Rucellai appare anche ben informato sulle opportunità gastronomiche della città: «Erano in Roma in questo anno del Giubileo osterie milleventidue che tengono insegna fuori. E senza insegna, anche un gran numero in più». Anche un altro cronista del tempo, Paolo del Mastro, parla delle osterie e delle taverne, indicandole fra le attività più redditizie per i romani, «massime chi le fece per le strade di fuori». Evidentemente tutto ciò non bastava se altre fonti riferiscono dei gravi problemi di approvvigionamento alimentare che angustiarono la città per tutto quell’anno, tanto da indurre il Papa ad abbreviare da quindici a cinque giorni la lunghezza della visita dei pellegrini ai luoghi sacri, necessaria a ottenere «tutta la perdonanza».

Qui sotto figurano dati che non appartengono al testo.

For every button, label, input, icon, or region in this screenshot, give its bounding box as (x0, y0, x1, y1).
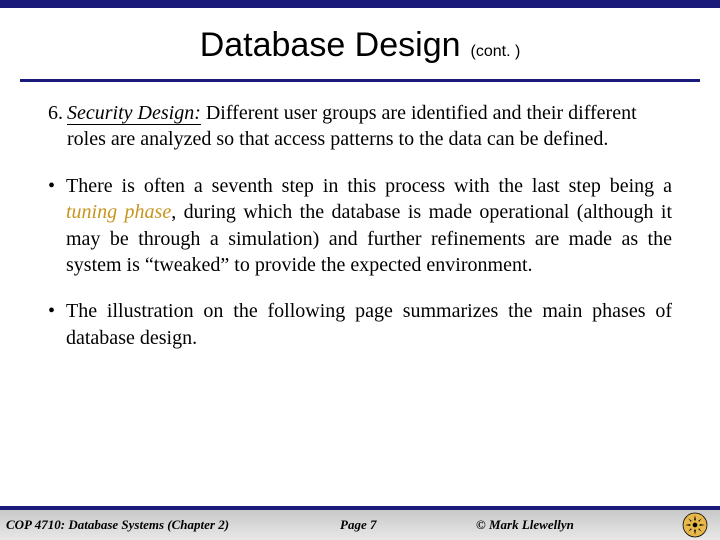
tuning-phase-em: tuning phase (66, 201, 171, 223)
slide-title-cont: (cont. ) (471, 43, 521, 60)
footer-copyright: © Mark Llewellyn (476, 517, 574, 533)
footer-course: COP 4710: Database Systems (Chapter 2) (6, 517, 229, 533)
bullet-dot: • (48, 173, 66, 279)
title-area: Database Design (cont. ) (20, 8, 700, 82)
security-design-label: Security Design: (67, 102, 201, 125)
bullet-list: • There is often a seventh step in this … (48, 173, 672, 351)
content-area: 6. Security Design: Different user group… (0, 82, 720, 506)
ucf-logo-icon (682, 512, 708, 538)
numbered-item-6: 6. Security Design: Different user group… (48, 100, 672, 153)
bullet-1-text: There is often a seventh step in this pr… (66, 173, 672, 279)
bullet-dot: • (48, 298, 66, 351)
bullet-2-text: The illustration on the following page s… (66, 298, 672, 351)
item-number: 6. (48, 100, 63, 153)
slide: Database Design (cont. ) 6. Security Des… (0, 0, 720, 540)
bullet-1: • There is often a seventh step in this … (48, 173, 672, 279)
footer-bar: COP 4710: Database Systems (Chapter 2) P… (0, 506, 720, 540)
top-accent-bar (0, 0, 720, 8)
slide-title: Database Design (200, 26, 461, 64)
bullet1-pre: There is often a seventh step in this pr… (66, 175, 672, 197)
footer-page: Page 7 (340, 517, 376, 533)
bullet-2: • The illustration on the following page… (48, 298, 672, 351)
item-body: Security Design: Different user groups a… (67, 100, 672, 153)
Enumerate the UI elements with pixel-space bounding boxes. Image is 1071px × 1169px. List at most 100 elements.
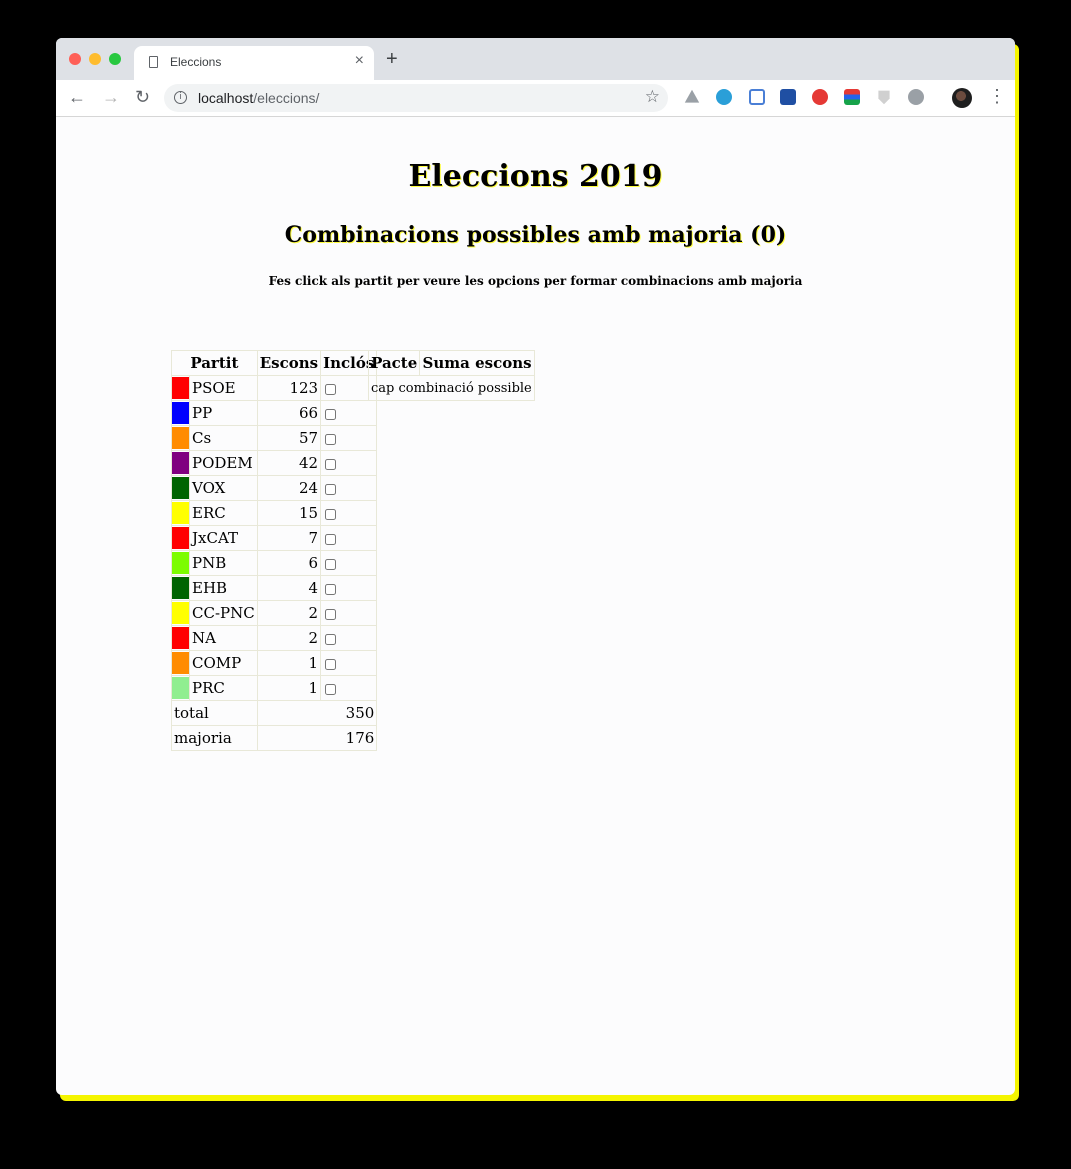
party-include-cell: [320, 550, 378, 576]
profile-avatar[interactable]: [952, 88, 972, 108]
party-name[interactable]: PODEM: [189, 450, 258, 476]
party-include-cell: [320, 525, 378, 551]
extension-bookmark-icon[interactable]: [780, 89, 796, 105]
forward-button[interactable]: →: [102, 87, 120, 108]
tab-eleccions[interactable]: Eleccions ×: [134, 46, 374, 80]
extension-gauge-icon[interactable]: [908, 89, 924, 105]
party-seats: 15: [256, 500, 322, 526]
minimize-window-button[interactable]: [89, 53, 101, 65]
back-button[interactable]: ←: [68, 87, 86, 108]
party-row[interactable]: PP 66: [171, 400, 378, 426]
party-name[interactable]: VOX: [189, 475, 258, 501]
party-include-checkbox[interactable]: [325, 383, 337, 395]
party-color-swatch: [171, 525, 190, 551]
url-text: localhost/eleccions/: [198, 90, 319, 106]
party-name[interactable]: PSOE: [189, 375, 258, 401]
document-icon: [149, 56, 158, 68]
party-include-checkbox[interactable]: [325, 483, 337, 495]
extension-check-icon[interactable]: [716, 89, 732, 105]
menu-kebab-icon[interactable]: ⋮: [988, 86, 1006, 107]
party-include-checkbox[interactable]: [325, 633, 337, 645]
close-window-button[interactable]: [69, 53, 81, 65]
extension-color-icon[interactable]: [844, 89, 860, 105]
party-color-block: [172, 427, 189, 449]
party-row[interactable]: JxCAT 7: [171, 525, 378, 551]
party-name[interactable]: CC-PNC: [189, 600, 258, 626]
party-color-swatch: [171, 400, 190, 426]
party-name[interactable]: JxCAT: [189, 525, 258, 551]
party-include-checkbox[interactable]: [325, 583, 337, 595]
browser-toolbar: ← → ↻ i localhost/eleccions/ ☆ ⋮: [56, 80, 1015, 117]
info-icon[interactable]: i: [174, 91, 187, 104]
page-subtitle: Combinacions possibles amb majoria (0): [284, 222, 787, 248]
party-name[interactable]: NA: [189, 625, 258, 651]
party-seats: 7: [256, 525, 322, 551]
party-include-checkbox[interactable]: [325, 433, 337, 445]
party-color-block: [172, 502, 189, 524]
party-include-checkbox[interactable]: [325, 608, 337, 620]
party-row[interactable]: PSOE 123: [171, 375, 378, 401]
extension-shield-icon[interactable]: [878, 90, 890, 105]
party-seats: 2: [256, 625, 322, 651]
party-row[interactable]: PNB 6: [171, 550, 378, 576]
party-include-checkbox[interactable]: [325, 558, 337, 570]
party-row[interactable]: EHB 4: [171, 575, 378, 601]
total-row: total 350: [171, 700, 378, 726]
party-color-swatch: [171, 600, 190, 626]
reload-button[interactable]: ↻: [135, 87, 150, 108]
majority-value: 176: [256, 725, 378, 751]
header-pacte: Pacte: [367, 350, 421, 376]
party-include-checkbox[interactable]: [325, 408, 337, 420]
party-row[interactable]: PODEM 42: [171, 450, 378, 476]
party-name[interactable]: Cs: [189, 425, 258, 451]
party-color-swatch: [171, 550, 190, 576]
party-include-checkbox[interactable]: [325, 658, 337, 670]
party-row[interactable]: CC-PNC 2: [171, 600, 378, 626]
party-color-block: [172, 377, 189, 399]
header-suma-escons: Suma escons: [419, 350, 535, 376]
total-value: 350: [256, 700, 378, 726]
party-seats: 2: [256, 600, 322, 626]
party-row[interactable]: ERC 15: [171, 500, 378, 526]
party-include-checkbox[interactable]: [325, 533, 337, 545]
party-include-cell: [320, 500, 378, 526]
page-title: Eleccions 2019: [408, 159, 663, 194]
party-include-cell: [320, 400, 378, 426]
address-bar[interactable]: i localhost/eleccions/ ☆: [164, 84, 668, 112]
extension-counter-icon[interactable]: [749, 89, 765, 105]
party-row[interactable]: COMP 1: [171, 650, 378, 676]
party-color-block: [172, 577, 189, 599]
total-label: total: [171, 700, 258, 726]
party-include-checkbox[interactable]: [325, 683, 337, 695]
party-row[interactable]: PRC 1: [171, 675, 378, 701]
pacts-empty-row: cap combinació possible: [368, 375, 535, 401]
party-row[interactable]: Cs 57: [171, 425, 378, 451]
party-color-block: [172, 677, 189, 699]
bookmark-star-icon[interactable]: ☆: [645, 87, 660, 107]
party-name[interactable]: ERC: [189, 500, 258, 526]
party-name[interactable]: EHB: [189, 575, 258, 601]
party-row[interactable]: VOX 24: [171, 475, 378, 501]
party-seats: 66: [256, 400, 322, 426]
header-partit: Partit: [171, 350, 258, 376]
party-color-swatch: [171, 625, 190, 651]
party-color-block: [172, 402, 189, 424]
party-color-block: [172, 552, 189, 574]
new-tab-button[interactable]: +: [386, 48, 398, 71]
party-include-checkbox[interactable]: [325, 458, 337, 470]
party-name[interactable]: COMP: [189, 650, 258, 676]
party-include-cell: [320, 450, 378, 476]
party-name[interactable]: PRC: [189, 675, 258, 701]
parties-table: Partit Escons Inclós PSOE 123 PP 66 Cs 57 PODE…: [171, 350, 378, 751]
drive-extension-icon[interactable]: [684, 89, 700, 103]
close-tab-icon[interactable]: ×: [355, 52, 364, 70]
tab-bar: Eleccions × +: [56, 38, 1015, 80]
party-name[interactable]: PP: [189, 400, 258, 426]
party-row[interactable]: NA 2: [171, 625, 378, 651]
party-include-checkbox[interactable]: [325, 508, 337, 520]
party-name[interactable]: PNB: [189, 550, 258, 576]
maximize-window-button[interactable]: [109, 53, 121, 65]
party-color-swatch: [171, 650, 190, 676]
party-color-swatch: [171, 675, 190, 701]
extension-adblock-icon[interactable]: [812, 89, 828, 105]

Ma il problema dell’approvvigionamento non fu il solo aspetto negativo dell’Anno Santo 1450. Ve ne furono altri, anche più gravi. Alla fine di maggio un’ennesima epidemia di peste investì la città mietendo come sempre vittime a migliaia. Anche il convento francescano dell’Ara Coeli fu colpito: nell’assistenza ai frati malati si prodigò il futuro santo Diego di Alcalà, che, come abbiamo visto, era venuto a Roma dalla Spagna insieme al confratello Alfonso de Castro per la canonizzazione di san Bernardino. La peste interruppe per alcuni mesi l’afflusso dei pellegrini e lo stesso Papa, durante l’estate, quando l’epidemia raggiunse il culmine, preferì allontanarsi dalla città, riparando a Fabriano.
In autunno, passato il contagio, le attività giubilari ripresero in pieno il loro svolgimento, ma il 19 dicembre accadde un nuovo grave incidente. Al tramonto, quando la gente faceva ritorno dalla benedizione pontificia gremendo le strade provenienti da San Pietro e soprattutto quel passaggio obbligato che era rappresentato dal ponte Sant’Angelo, una mula e un cavallo s’imbizzarrirono in mezzo al ponte, colpendo con gli zoccoli le persone intorno. Queste si fermarono, la folla che sopraggiungeva continuò ad avanzare spingendo: si venne a creare così un tale scompiglio che nella calca morirono soffocate o calpestate centosettantadue persone; molte altre cercarono scampo buttandosi a fiume e scomparvero nel Tevere. Il Papa fu assai rattristato da questo incidente: dispose cerimonie di suffragio per le vittime, fece edificare all’imbocco del ponte due cappelle commemorative e ordinò una risistemazione edilizia della zona, fra l’altro facendo abbattere quanto restava dell’arco di Graziano. Intanto la notizia della sciagura, riferita dai pellegrini che tornavano in patria, fece il giro di tutta Europa, destando ovunque grande impressione.